The reason all this comes up -- besides, of course, the continuing relevance of this discussion to the aforementioned systematic oppression based on race that is still happening in many parts of the world, including the United States -- is a paper that appeared last week in Nature looking at the genetics of the Swahili people of east Africa, a large ethnic group extending from southern Somalia down to northern Mozambique.  While usually thought to be a quintessentially sub-Saharan African population, the Swahili were found to have only around half of their genetic ancestry from known African roots; the other half came from southwestern Asia, primarily Persia, India, and Arabia.

The authors write:

[We analyzed] ancient DNA data for 80 individuals from 6 medieval and early modern (AD 1250–1800) coastal towns and an inland town after AD 1650.  More than half of the DNA of many of the individuals from coastal towns originates from primarily female ancestors from Africa, with a large proportion—and occasionally more than half—of the DNA coming from Asian ancestors.  The Asian ancestry includes components associated with Persia and India, with 80–90% of the Asian DNA originating from Persian men.  Peoples of African and Asian origins began to mix by about AD 1000, coinciding with the large-scale adoption of Islam.  Before about AD 1500, the Southwest Asian ancestry was mainly Persian-related, consistent with the narrative of the Kilwa Chronicle, the oldest history told by people of the Swahili coast.  After this time, the sources of DNA became increasingly Arabian, consistent with evidence of growing interactions with southern Arabia.  Subsequent interactions with Asian and African people further changed the ancestry of present-day people of the Swahili coast in relation to the medieval individuals whose DNA we sequenced.
Note that on the Meyers Konversations-Lexikon map, the Arabians and Persians are considered "Caucasoid," the Indians are "uncertain," while the Swahili are definitely "Negroid."

A bit awkward, that.

It's appalling that we still use an outmoded and scientifically-unsound concept to justify bigotry, prejudice, and discrimination, despite the mountains of evidence showing that there's no biological basis whatsoever to the way race is usually defined.  Easy, I suppose, to hang on to your biases like grim death rather than questioning them when new data comes along.  Not even all that new; the Long study I referenced above was from fourteen years ago.  And hell, the Italian geneticist Luigi Luca Cavalli-Sforza was researching all this back in the 1960s.  Okay, it takes time for people's minds to catch up with scientific discovery, but how much damn time do you need?

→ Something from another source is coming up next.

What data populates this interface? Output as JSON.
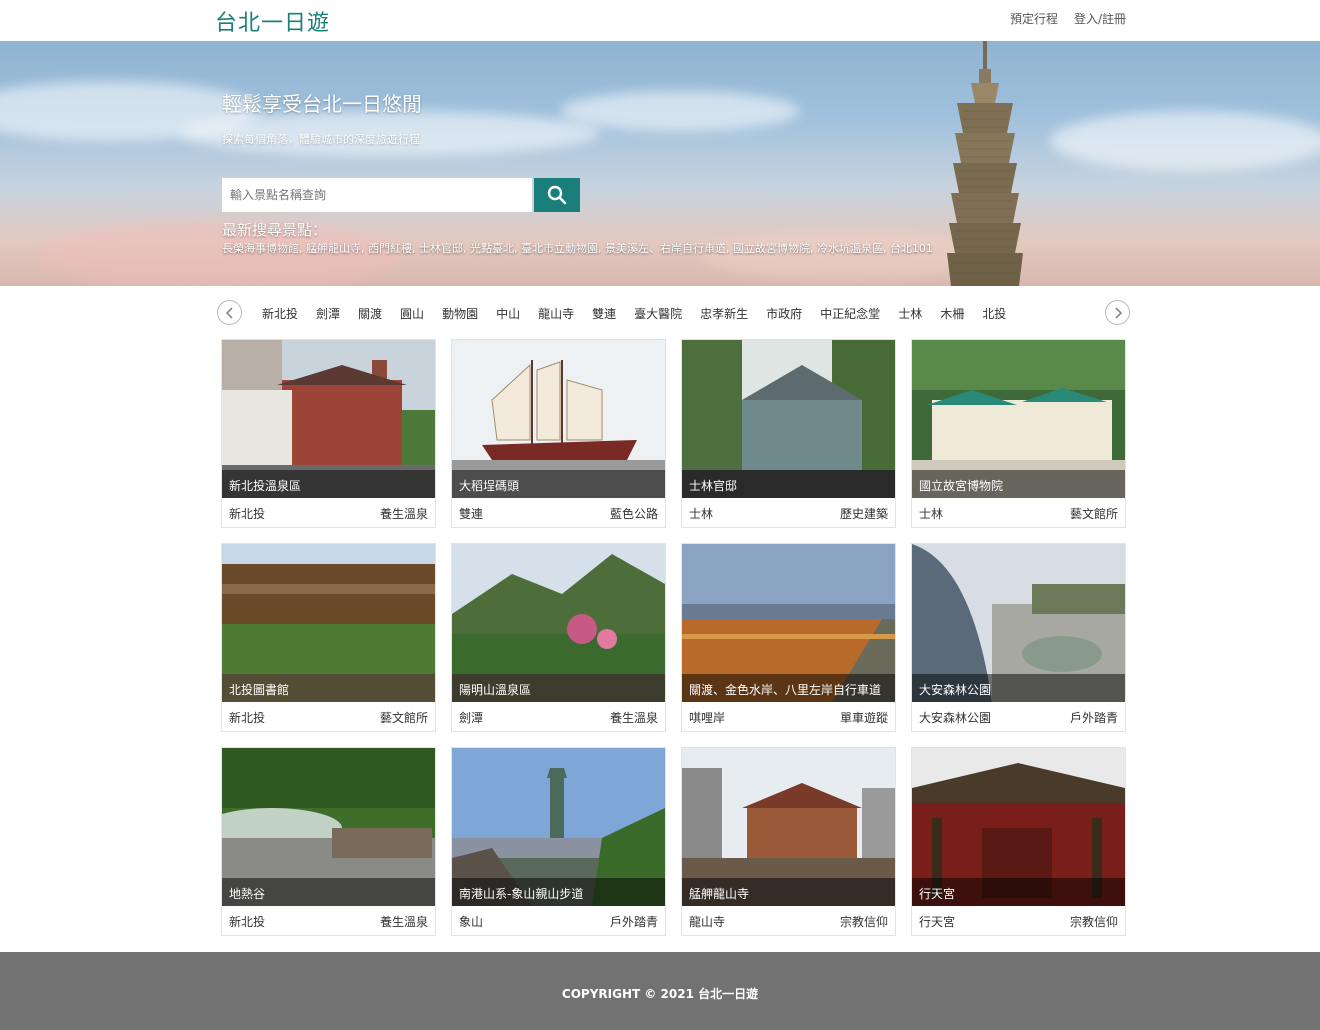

The truth is that (1) ultimately, we all come from Africa, (2) since then, we've continued to move around all over the place, and therefore (3) the world is just a huge single melting pot.  Oh, and (4), the result is that we're all of (very) mixed ancestry.  I'm sorry if that makes some people feel squinky, but as I've pointed out before, the universe is under no obligation to align with your preconceived notions about how the world should work.

Time to accept the beauty and complexity of our shared humanity, and stop looking for further ways to divide us.